Theology
- Discipline: Theology
- Language: English

Publication details
- History: 1920-present
- Publisher: The Society for the Promotion of Christian Knowledge in association with SAGE Publications
- Frequency: Bimonthly

Standard abbreviations
- ISO 4: Theology

Indexing
- ISSN: 0040-571X (print) 2044-2696 (web)
- OCLC no.: 1767420

Links
- Journal homepage; Online content 1920 (Vol. 1) - present; Journal page at society site;

= Theology (journal) =

Theology is a peer-reviewed academic journal published by the Society for the Promotion of Christian Knowledge. Since 2010, SAGE Publications have managed the online publication and distribution of the journal.

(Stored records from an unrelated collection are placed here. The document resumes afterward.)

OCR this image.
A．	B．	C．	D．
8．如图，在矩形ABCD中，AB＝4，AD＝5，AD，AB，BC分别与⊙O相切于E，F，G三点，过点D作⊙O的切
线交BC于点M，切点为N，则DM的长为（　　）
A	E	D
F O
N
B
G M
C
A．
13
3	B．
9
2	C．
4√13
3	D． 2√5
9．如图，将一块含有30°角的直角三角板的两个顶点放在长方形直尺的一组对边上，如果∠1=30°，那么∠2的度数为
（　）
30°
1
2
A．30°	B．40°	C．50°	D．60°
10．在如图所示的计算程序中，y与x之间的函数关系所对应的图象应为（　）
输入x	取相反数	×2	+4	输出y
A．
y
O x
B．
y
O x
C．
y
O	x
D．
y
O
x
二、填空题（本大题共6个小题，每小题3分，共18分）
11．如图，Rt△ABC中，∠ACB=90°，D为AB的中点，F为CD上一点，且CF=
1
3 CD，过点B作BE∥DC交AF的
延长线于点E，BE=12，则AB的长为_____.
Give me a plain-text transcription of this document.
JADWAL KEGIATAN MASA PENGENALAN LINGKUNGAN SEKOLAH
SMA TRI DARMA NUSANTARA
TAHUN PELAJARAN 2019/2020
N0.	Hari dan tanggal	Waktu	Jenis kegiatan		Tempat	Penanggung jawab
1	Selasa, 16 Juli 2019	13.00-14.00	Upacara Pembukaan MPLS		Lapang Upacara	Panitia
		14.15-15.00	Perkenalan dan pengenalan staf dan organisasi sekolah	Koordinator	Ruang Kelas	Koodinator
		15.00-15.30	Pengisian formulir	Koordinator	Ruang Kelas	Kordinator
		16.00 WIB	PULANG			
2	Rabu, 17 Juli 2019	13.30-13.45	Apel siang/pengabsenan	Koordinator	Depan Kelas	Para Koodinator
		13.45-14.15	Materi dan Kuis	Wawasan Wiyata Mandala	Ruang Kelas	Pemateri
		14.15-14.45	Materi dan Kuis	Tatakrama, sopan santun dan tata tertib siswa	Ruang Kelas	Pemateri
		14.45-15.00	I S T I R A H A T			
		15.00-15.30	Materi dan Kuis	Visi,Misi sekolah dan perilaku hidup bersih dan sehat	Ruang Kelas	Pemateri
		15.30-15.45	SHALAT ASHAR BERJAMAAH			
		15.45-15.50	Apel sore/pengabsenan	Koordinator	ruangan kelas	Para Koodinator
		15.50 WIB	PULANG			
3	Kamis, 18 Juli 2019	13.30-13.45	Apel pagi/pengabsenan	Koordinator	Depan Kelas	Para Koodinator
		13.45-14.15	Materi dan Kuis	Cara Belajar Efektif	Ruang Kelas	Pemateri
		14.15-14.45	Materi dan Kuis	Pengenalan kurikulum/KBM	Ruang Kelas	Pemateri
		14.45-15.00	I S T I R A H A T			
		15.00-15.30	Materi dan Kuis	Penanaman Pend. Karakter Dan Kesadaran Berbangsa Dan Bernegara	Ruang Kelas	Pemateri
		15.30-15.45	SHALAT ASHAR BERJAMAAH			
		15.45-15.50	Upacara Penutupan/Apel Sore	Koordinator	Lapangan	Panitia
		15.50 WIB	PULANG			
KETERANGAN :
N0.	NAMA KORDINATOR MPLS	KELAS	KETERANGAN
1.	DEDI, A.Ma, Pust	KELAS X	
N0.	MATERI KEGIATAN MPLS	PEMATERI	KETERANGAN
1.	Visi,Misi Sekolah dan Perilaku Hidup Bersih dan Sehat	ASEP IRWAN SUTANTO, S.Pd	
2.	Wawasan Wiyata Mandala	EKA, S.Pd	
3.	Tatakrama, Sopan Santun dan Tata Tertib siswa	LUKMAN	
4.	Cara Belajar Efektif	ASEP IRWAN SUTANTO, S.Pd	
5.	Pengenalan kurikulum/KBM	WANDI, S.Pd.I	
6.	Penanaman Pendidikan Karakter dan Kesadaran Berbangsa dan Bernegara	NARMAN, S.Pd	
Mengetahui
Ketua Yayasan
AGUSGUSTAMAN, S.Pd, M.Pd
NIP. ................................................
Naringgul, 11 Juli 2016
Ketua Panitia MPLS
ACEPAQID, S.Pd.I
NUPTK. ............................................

It covers current work in fields related to contemporary Christian thought and practice, including historical, systematic, and pastoral theology, as well as biblical studies, history, philosophy, and ethics.

The journal was edited by E. G. Selwyn from July 1920 through December 1933; by Spencer Carpenter from January 1934 through December 1938, by Alec R. Vidler from January 1939 through December 1964, and by Gordon R. Dunstan from January 1965 through December 1975. In January 1976, as the journal changed over from monthly to bimonthly publication, the editorship was taken over by John Drury, David Jenkins and James Mark. Ann Loades was editor from 1991 to 1997. The current editor-in-chief is Stephen J. Plant.

Volume numbers cover half-years from vol. 1 (July–December 1920) to vol. 45 (July–December 1942); from vol. 46 (January–December 1943) each volume covers one calendar year.

== Abstracting and indexing ==
Theology is abstracted and indexed in ProQuest and Religious & Theological Abstracts.